Headlines

As reported by the Connecticut Post, November 14, 2006.

Health to Top State Legislative Agenda

By Ken Dixon

House and Senate majority leaders Monday joined officials at the University of Connecticut Health Center and other professionals to support a multipart plan to expand prevention programs and save taxpayer money.

Speaker of the House James A. Amann, D-Milford, and Senate President Pro Tempore Donald E. Williams Jr., D-Brooklyn, said they would back efforts to provide financial incentives to employers and businesses who adopt projects that improve health care and manage costs.

Backed by House Majority Leader Christopher G. Donovan, D-Meriden, the leaders said it is too soon to predict what legislation would look like, but promised an effort would be made to cover some or all of the nearly 400,000 Connecticut residents, including about 77,000 children, without health coverage.

The potential for savings would come from within the estimated $500 million the state spends annually on subsidizing hospital care and paying for emergency room treatment for uninsured people.

During a news conference in the Legislative Office Building, Dr. Eileen Storey, co-director of the UConn Center for Public Health and Health Policy, said recommendations have been developed over the past several months.
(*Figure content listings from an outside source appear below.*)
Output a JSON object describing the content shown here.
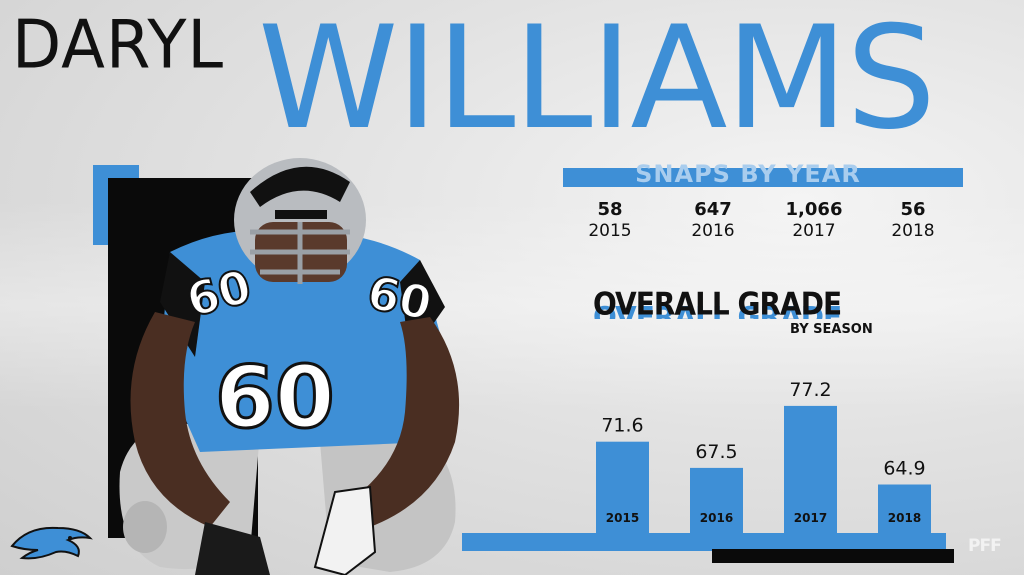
{
  "player": {
    "first_name": "DARYL",
    "last_name": "WILLIAMS",
    "jersey_number": "60"
  },
  "snaps": {
    "title": "SNAPS BY YEAR",
    "entries": [
      {
        "value": "58",
        "year": "2015"
      },
      {
        "value": "647",
        "year": "2016"
      },
      {
        "value": "1,066",
        "year": "2017"
      },
      {
        "value": "56",
        "year": "2018"
      }
    ]
  },
  "grade": {
    "title": "OVERALL GRADE",
    "subtitle": "BY SEASON"
  },
  "chart_data": {
    "type": "bar",
    "title": "OVERALL GRADE",
    "subtitle": "BY SEASON",
    "categories": [
      "2015",
      "2016",
      "2017",
      "2018"
    ],
    "values": [
      71.6,
      67.5,
      77.2,
      64.9
    ],
    "value_labels": [
      "71.6",
      "67.5",
      "77.2",
      "64.9"
    ],
    "ylim": [
      57,
      80
    ],
    "grid": false,
    "bar_color": "#3e8fd6",
    "shadow_color": "#0a0a0a"
  },
  "colors": {
    "accent": "#3e8fd6",
    "text": "#111111",
    "background": "#d9d9d9"
  },
  "branding": {
    "watermark": "PFF",
    "team_logo": "panthers-logo"
  }
}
"We need to focus on preventing chronic illness because if we don't, we are just allowing ourselves to become sicker and sicker as a population, and as we age, this issue is going to get more difficult to solve," Storey said. "And if the only thing we focus on is taking care of illness once it's established in us, then we're going to lose this battle."

Storey said communities, schools and workplaces are where prevention programs should originate, as well as at home. Consumers should eat right, exercise more, avoid bad habits and have regular medical checkups.

A member of a coalition called Be Healthy Connecticut, including health associations such as the American Diabetes Association of Fairfield County, UConn and state businesses, Storey said they are trying to develop public policy innovations, from land-use to new smoking cessation programs.

Proposals include small grants to public schools for after-school programs and the possibility of tax incentives for employers who start up workplace prevention programs.

"Health care access and affordability, there's no doubt, will be the front and center in 2007," Amann said. "I think most of us know by now that our health care system is not reaching those who need it the most, and when a family is one serious injury or illness away from bankruptcy, we really believe some action has to be required."

Amann called prevention the cornerstone of any successful health care reform proposals that might emerge from the General Assembly. "I think we should just think about the potential outcomes in the workplace: healthier, happier and more productive employees; for the employer, fewer health care claims for conditions that could have been prevented, and this can stem rising premiums," he said. "We have 400,000 men, women and children who have no health insurance at all," Williams said, calling the emergency room care alternative that many end up seeking "the worst kind that you can possibly imagine.

"This is a terrible option for them in terms of their own health because they're treated only when their condition is chronic," Williams said. "It's a terrible condition for the rest of us because the costs are greatest when folks are treated at that emergency room level." Williams called the coalition's proposals a good fit in whatever the Legislature is going to do in the next session, which begins Jan. 3.